A comprehensive investigation of the strengthening effects of dislocations, texture and low and high angle grain boundaries in ultrafine grained AA6063 aluminum alloy

The effect of equal channel angular pressing (ECAP) on the microstructure and mechanical properties of AA6063 aluminum alloy was investigated. For this purpose, samples of AA6063 aluminum alloy were deformed up to 10 passes using ECAP and the evolution of microstructure, texture and dislocation density was investigated. It was found that the dislocation density increased and cells mostly surrounded by low angle boundaries (LABs) formed after 2 passes ECAP. Increasing the dislocation density continued with further processing and reached a maximum at the 4th ECAP pass. With further deformation to 6 passes, the dislocation density reduced, the fraction of high angle boundaries (HABs) increased and the averages of cell size and grain size reduced, significantly, which indicated the occurrence of grain refinement. However, a slight increase in dislocation density, average cell size (ACS) and average grain size (AGS), indicating coarsening, occurred when 10 passes of ECAP are imposed.
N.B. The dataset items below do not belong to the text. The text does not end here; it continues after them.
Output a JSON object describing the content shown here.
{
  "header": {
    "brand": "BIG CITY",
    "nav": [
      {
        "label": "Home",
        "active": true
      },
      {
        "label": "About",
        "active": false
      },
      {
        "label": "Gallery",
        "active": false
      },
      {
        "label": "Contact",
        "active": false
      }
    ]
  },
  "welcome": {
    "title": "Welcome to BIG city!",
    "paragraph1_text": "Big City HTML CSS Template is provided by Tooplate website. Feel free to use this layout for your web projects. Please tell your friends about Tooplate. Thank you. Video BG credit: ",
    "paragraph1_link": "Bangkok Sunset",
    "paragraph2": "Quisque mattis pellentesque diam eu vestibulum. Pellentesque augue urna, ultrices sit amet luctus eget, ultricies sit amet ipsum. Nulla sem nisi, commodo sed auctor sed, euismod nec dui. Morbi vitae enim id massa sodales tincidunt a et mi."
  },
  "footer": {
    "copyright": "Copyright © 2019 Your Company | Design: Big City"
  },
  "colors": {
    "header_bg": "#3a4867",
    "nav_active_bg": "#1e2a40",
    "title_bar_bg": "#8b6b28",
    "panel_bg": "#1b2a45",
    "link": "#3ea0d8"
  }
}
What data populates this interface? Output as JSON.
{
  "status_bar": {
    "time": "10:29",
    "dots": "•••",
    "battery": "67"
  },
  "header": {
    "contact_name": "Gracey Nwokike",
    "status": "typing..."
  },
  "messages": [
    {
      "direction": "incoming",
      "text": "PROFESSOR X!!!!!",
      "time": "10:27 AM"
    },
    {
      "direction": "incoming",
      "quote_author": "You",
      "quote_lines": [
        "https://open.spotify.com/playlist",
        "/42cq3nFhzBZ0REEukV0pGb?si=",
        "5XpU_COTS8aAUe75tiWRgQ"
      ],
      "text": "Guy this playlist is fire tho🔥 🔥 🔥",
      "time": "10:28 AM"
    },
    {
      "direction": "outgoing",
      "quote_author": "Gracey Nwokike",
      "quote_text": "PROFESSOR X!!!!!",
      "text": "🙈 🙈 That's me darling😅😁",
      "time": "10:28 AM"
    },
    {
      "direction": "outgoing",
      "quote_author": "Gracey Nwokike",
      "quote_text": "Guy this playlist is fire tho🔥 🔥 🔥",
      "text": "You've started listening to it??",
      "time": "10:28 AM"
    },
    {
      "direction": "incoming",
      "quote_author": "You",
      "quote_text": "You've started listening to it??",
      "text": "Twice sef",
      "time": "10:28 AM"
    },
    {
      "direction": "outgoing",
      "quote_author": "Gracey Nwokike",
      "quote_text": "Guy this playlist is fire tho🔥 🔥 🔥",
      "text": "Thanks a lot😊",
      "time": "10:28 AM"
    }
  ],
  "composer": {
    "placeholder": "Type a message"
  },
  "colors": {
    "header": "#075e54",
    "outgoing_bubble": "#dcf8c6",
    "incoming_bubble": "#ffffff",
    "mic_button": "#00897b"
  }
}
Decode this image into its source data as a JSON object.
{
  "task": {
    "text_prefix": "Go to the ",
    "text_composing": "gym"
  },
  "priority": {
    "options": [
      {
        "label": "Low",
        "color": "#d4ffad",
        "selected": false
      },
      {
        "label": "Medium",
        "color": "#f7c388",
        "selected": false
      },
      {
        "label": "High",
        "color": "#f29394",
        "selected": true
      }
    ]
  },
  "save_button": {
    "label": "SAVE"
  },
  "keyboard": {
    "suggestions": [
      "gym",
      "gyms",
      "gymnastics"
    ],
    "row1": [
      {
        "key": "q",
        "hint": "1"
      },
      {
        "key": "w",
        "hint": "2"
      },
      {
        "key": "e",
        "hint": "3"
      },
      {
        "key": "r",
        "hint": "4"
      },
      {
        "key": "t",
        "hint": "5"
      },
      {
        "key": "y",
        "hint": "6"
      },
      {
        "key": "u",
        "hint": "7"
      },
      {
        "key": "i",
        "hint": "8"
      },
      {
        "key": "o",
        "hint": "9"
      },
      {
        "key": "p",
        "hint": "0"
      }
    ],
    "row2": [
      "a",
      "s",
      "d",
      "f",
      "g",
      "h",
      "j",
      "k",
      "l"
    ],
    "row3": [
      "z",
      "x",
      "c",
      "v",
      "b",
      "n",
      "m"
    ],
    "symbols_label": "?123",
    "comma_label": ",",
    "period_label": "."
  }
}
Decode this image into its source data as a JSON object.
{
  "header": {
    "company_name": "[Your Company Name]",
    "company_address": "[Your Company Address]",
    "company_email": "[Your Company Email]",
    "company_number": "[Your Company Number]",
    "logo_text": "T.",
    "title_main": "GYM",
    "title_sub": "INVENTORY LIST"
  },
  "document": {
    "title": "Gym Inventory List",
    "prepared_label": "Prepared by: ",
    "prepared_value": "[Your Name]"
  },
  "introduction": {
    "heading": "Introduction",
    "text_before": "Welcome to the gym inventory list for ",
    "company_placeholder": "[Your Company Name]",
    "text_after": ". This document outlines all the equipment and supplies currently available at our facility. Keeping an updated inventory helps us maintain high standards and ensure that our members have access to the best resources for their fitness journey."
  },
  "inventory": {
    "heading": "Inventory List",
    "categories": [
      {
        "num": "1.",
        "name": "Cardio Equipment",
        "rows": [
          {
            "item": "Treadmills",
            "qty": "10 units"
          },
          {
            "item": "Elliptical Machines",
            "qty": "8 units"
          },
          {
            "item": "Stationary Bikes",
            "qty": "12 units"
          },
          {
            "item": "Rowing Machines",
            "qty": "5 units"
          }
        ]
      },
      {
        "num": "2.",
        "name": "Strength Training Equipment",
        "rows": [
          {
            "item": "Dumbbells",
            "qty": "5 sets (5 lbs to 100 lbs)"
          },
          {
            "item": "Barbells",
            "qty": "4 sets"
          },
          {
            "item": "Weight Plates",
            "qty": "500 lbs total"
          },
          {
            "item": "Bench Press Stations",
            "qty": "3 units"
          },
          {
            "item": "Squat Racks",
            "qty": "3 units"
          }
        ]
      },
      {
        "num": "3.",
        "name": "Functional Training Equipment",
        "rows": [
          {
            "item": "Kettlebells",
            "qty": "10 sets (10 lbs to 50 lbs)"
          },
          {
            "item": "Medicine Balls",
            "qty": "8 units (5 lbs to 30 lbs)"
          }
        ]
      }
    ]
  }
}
Hardness, yield (YS) and ultimate tensile strength (UTS) increased continuously although the most significant enhancement occurred after 2 passes of ECAP. Investigating the correlation between the microstructure and mechanical properties indicated that Hall-Petch relationship was valid for ultrafine grained AA6063 before the coarsening started provided that the property of interest was correlated to average cell size but not the average grain size. •Evolution of microstructure and mechanical properties of AA6063 after severe plastic deformation was investigated.•Average cell size shows a more solid relationship with mechanical properties rather than the average grain size.•This indicates that in addition to high angle boundaries, cell boundaries play a strengthening role.